惠嫔在里头挥手,表示她快去办。她没法儿,仓促回了外务府。
“哪儿能呢,日子明摆着,她如果脱手脚,谁也不是傻子。到时候查下来,她不废也得废了。你就踏结结实的吧,作养好了身子比甚么都强。”
文渊阁是个面阔六间,高低三层的独栋,青砖砌之,覆以黑琉璃瓦,传闻是仿宁波天一阁的形制。这是个文人会聚的处所,翰林院在此,上头另有位文渊阁大学士。她进门得先找中堂,获了准,由苏拉引领着上顶层。皇家的藏书,数量惊人,当然归置也恰当,分门别类很易查找。她问了然医书的藏架在哪儿,就把苏拉支开了,找到那本《新方八阵》,妇人规里确切有脱花煎的记录——
她叹了口气,“还是三思吧,那种催生的药靠不住,怕会对阿哥倒霉。”
事理她都懂,可这是灭门的大罪,不是三言两语就能拿主张的。颂银看了她一眼,“你太让我难堪了。论友情,我没有不帮你的事理,可佟家高低八十几口人呐,如果出了忽略,我担待不起。我晓得你是迫于无法,人往高处走,都一样的,只是你想过没有,繁华繁华要有命消受才好。孩子不敷月,你硬把他扒出来,伤了他的根底如何办?我得劝劝你,趁早死了这条心,别害人害己。”

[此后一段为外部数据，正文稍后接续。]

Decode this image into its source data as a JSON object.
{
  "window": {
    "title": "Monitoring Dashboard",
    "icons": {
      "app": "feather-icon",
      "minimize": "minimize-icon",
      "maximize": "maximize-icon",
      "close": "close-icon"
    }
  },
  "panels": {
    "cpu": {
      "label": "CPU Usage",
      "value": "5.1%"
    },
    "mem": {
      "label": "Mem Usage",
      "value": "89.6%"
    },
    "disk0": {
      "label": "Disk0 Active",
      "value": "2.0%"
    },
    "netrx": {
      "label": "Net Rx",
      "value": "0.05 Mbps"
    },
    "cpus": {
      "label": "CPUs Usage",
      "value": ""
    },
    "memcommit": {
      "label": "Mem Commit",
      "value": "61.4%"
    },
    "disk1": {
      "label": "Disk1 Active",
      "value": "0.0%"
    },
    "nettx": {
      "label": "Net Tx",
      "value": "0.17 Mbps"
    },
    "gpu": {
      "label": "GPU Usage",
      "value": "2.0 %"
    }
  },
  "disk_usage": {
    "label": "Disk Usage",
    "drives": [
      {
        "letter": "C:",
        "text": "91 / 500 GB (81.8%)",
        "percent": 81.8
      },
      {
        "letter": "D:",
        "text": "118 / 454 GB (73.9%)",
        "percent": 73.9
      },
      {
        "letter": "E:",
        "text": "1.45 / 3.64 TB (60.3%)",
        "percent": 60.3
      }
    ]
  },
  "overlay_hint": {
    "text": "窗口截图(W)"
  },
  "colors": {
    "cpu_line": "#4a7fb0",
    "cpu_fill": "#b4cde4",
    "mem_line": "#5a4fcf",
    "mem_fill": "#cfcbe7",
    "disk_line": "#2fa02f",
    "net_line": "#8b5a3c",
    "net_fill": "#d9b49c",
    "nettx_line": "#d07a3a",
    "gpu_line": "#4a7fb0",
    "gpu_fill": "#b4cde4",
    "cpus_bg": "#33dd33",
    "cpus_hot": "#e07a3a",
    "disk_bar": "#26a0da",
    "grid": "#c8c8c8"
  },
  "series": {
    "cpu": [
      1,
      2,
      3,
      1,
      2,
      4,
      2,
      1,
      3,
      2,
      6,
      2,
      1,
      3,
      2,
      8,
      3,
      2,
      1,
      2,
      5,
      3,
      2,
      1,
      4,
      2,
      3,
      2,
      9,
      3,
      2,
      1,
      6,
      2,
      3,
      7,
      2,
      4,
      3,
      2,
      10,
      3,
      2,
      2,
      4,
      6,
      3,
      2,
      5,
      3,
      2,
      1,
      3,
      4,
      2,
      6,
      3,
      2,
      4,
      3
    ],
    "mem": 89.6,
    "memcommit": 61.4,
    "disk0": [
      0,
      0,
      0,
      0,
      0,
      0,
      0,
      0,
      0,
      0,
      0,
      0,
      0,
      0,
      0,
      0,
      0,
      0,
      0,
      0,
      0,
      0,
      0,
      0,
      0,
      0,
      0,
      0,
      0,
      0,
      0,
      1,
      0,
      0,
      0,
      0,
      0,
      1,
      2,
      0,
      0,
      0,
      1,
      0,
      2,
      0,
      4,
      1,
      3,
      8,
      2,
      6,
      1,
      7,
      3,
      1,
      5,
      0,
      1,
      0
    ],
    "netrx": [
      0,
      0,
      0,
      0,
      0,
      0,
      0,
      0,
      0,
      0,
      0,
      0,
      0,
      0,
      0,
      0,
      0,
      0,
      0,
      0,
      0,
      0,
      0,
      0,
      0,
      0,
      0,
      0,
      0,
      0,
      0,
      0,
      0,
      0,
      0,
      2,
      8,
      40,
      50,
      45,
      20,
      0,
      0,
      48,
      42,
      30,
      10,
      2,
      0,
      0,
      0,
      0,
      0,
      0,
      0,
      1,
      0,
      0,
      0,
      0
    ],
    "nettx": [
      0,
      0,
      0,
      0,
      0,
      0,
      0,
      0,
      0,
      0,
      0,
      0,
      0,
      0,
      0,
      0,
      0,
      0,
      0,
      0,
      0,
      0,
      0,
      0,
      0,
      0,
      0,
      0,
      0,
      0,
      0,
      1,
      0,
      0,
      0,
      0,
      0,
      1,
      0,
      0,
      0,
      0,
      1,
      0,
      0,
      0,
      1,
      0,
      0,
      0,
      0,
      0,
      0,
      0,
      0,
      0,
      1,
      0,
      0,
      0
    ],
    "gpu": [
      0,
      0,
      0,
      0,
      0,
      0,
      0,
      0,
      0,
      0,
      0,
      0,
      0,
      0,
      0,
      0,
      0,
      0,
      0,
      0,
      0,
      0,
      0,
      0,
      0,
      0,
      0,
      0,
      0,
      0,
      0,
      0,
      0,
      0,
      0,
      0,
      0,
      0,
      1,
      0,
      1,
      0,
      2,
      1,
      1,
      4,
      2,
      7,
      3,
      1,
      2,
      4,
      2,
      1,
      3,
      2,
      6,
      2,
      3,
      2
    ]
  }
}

惠嫔道是,“你觉得只要宫里才用这类体例?宅门府门里妻妾争宠生儿子,勾心斗角毫不比宫里差。为甚么她们能晓得?都是过来人!我这儿绷着,禧朱紫又不是死的,难保没人在她跟前出主张。”说罢拖着长音哀叹,“不利催的,谁叫时候挨得这么近呢。皇上也是的,每天儿翻牌子,也不歇着点儿……”

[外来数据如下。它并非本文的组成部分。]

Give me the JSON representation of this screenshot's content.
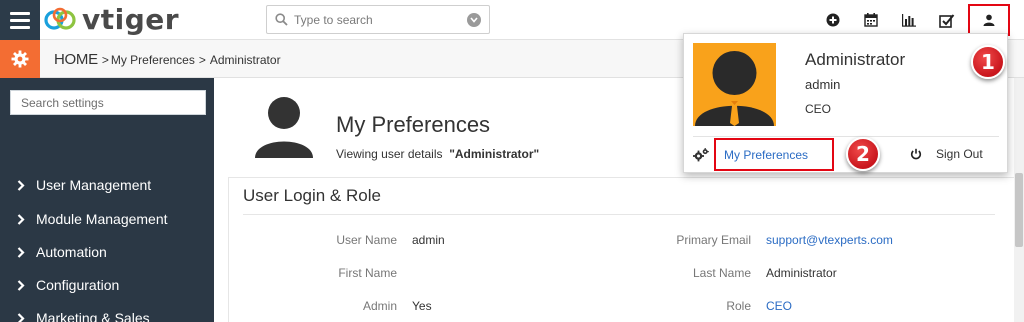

颂银一贯看不惯这些油子们办事对付的态度,皱了眉头道:“既是誊抄,出了错但是要问罪的。你再去查对,分量凑不齐,银子就有出入,里头的亏空找谁填?”她把陈条扔了归去,“我要上文渊阁一趟,大总管返来替我传个话,说我有事回禀,请他略等我一会儿。”
本来还说得挺端庄,厥后惠嫔撒起孩子气来,她就没辙了。甚么两个半子,她听了直笑,“我也在家翻牌子,今儿你明儿他?你就没个正形儿!你听我说,我是心疼你,生孩子多大的事儿啊,不能闹着玩。你又是头一胎,冒那么大的风险值得吗?”